Issue #7 - Terminology in Neural MT
In many commercial MT use cases, being able to use custom terminology is a key requirement in terms of accuracy of the translation. The ability to guarantee the translation of specific input words and phrases is conveniently handled in Statistical MT (SMT) frameworks such as Moses. Because SMT is performed as a sequence of distinct steps, we can interject and specify directly how to translate certain words and phrases before the decoding step.
With the end-to-end concept of Neural MT systems, forcing terminology is not so readily supported. This obviously has critical implications for practical use, and thus there has been interest in this area, commonly known as constrained decoding. Let’s look at five approaches that have recently been proposed to introduce custom terminology in Neural MT.
Using TagsA simple approach from Crego et al, 2016 consists of replacing terms with special tags which remain unchanged during translation and are replaced back in a post-processing step. This is done using attention weights or external alignments to solve ambiguous replacements. This approach can work well to translate specific entities, if alignments are good enough. However, for more complex terminology constructs, it may not guarantee a good placement in the output. Additionally, it requires that the training data is marked up with entity tags.
The other approaches involve using terminology constraints at decoding time, ensuring that the terminology is included in model scoring. The standard algorithm used for Neural MT decoding is beam search. At each output time step, a beam of existing hypotheses are expanded with the most probable output word. The k best scoring hypotheses in the beam are then kept to be expanded in the next time step.

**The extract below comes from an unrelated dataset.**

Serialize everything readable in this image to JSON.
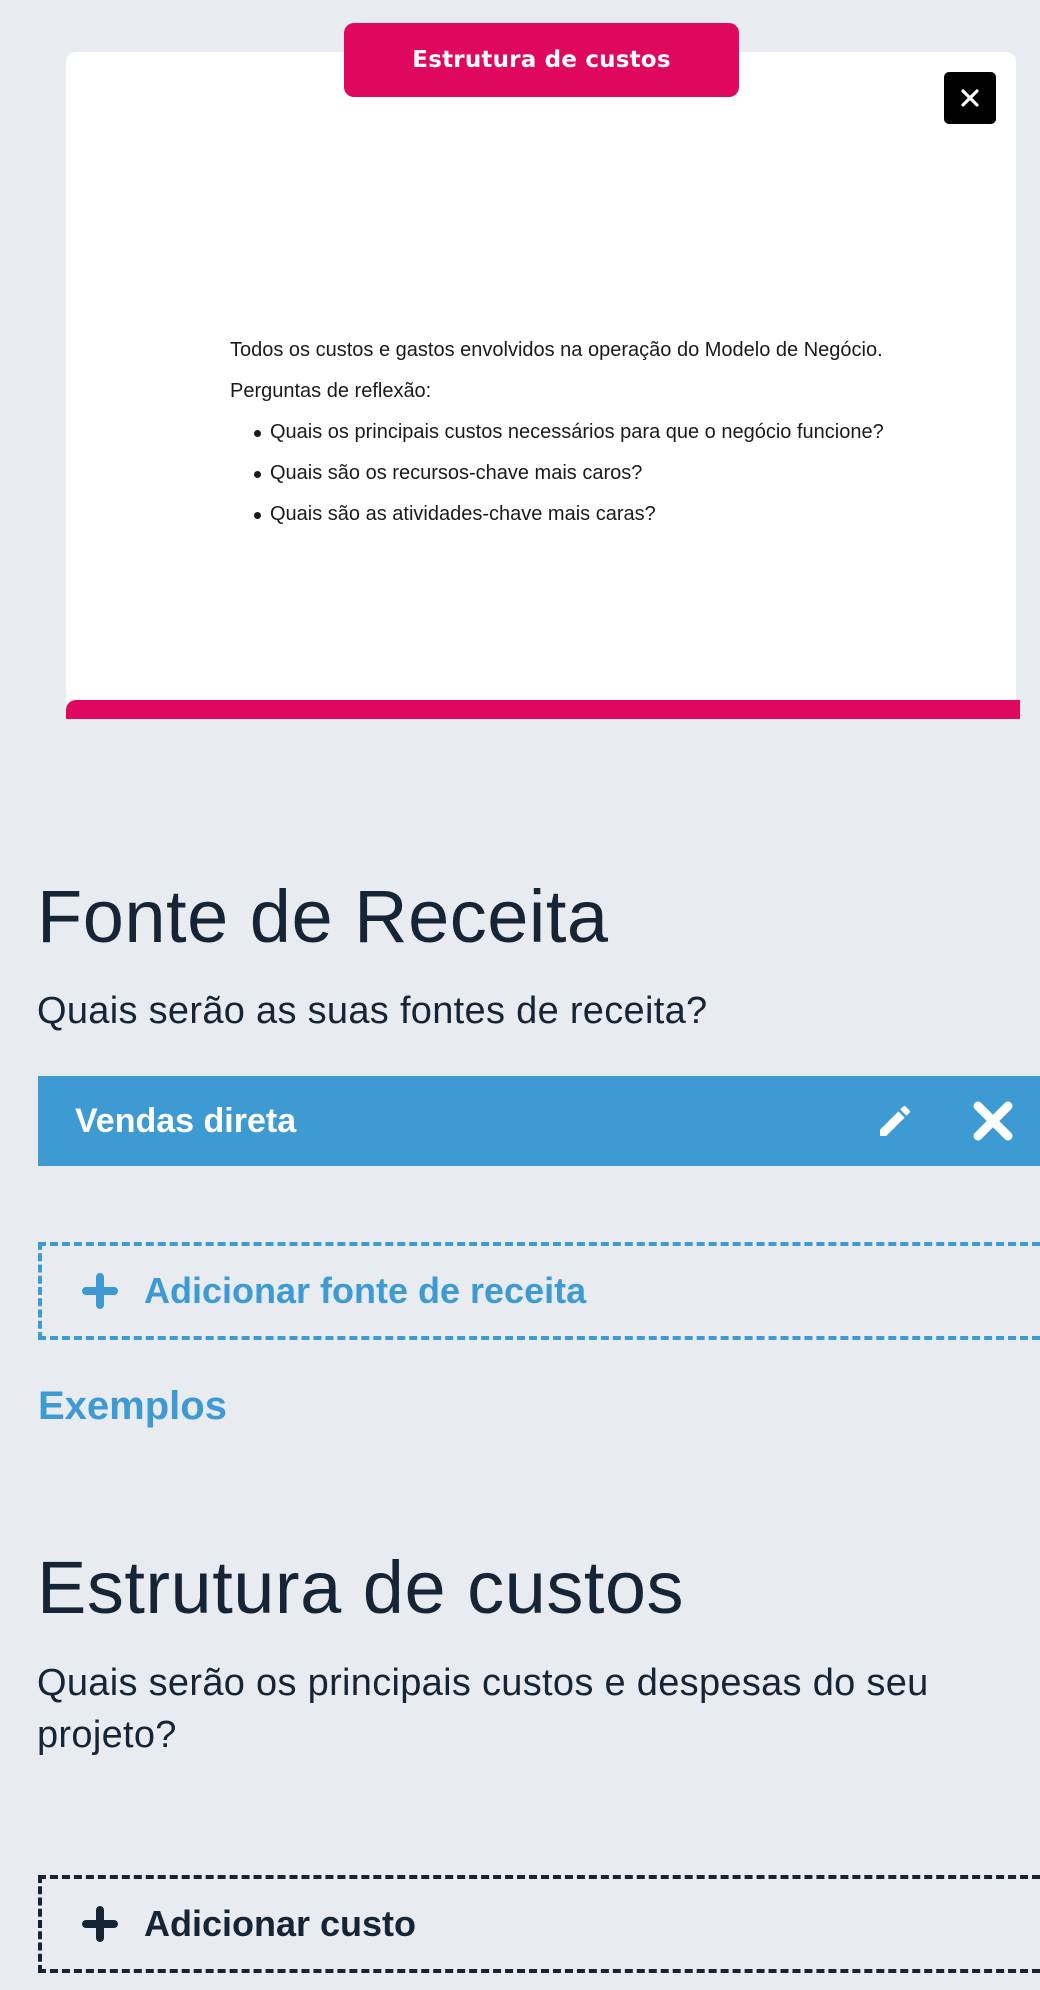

Hokamp and Liu (2017) introduce constraints as words in the translation output. Instead of having a unique beam, they create different beams for hypotheses fulfilling the same number of constraints. For example, suppose that in English-French MT we have “applicant” and “inventor” in an input sentence, that we want to translate by “demandeur” and “inventeur”. We will impose the constraints that “demandeur” and “inventeur” must be in the output.
Therefore, we will have a beam for hypotheses which do not contain “demandeur” nor “inventeur”, a beam for hypotheses containing one of these words, and another one for hypotheses containing both words. Splitting words into subword units ensures that all constraint subwords exist in the model. This approach results in a great improvement in the recall of terms in the MT output. However, there are some drawbacks:
- The complexity is linear in the number of constraint subwords, i.e. the more terms you want to force, the slower it gets.
- Hypotheses fulfilling different constraints compete in the same beam. This means that hypotheses with constraints expensive to satisfy in terms of model score compete with hypotheses with constraints cheaper to satisfy, which is unfair and may cause translation accuracy issues.
- There is no correspondence between constraints and the source words they cover, thus constraint words may be misplaced in the output and the corresponding source words may be translated more than once, causing repetitions.
Post and Vilar (2018) improve the complexity drawback by making the total beam size fixed and dividing it between beams fulfilling the same number of constraints, with a clever allocation of the number of hypotheses in each beam.
Anderson et al. (2017) tackle issue 2 by creating a different beam for each fulfilled constraint (in our example, there would be different beams for hypotheses containing “demandeur” and “inventeur”). Thus hypotheses competing together fulfil the same constraints. However this approach results in an exponential complexity, making it intractable in practice.
Hasler et al. (2018) follow Anderson's approach, but with constraints which include the source. They limit complexity to linear in the number of constraints by enforcing that hypotheses are expanded only if the corresponding source words are covered by the maximum attention weights at the current time step. They also use attention weights to avoid translating covered source words again. They thus propose a solution to issues 2 and 3, with the same computational cost as Hokamp and Liu.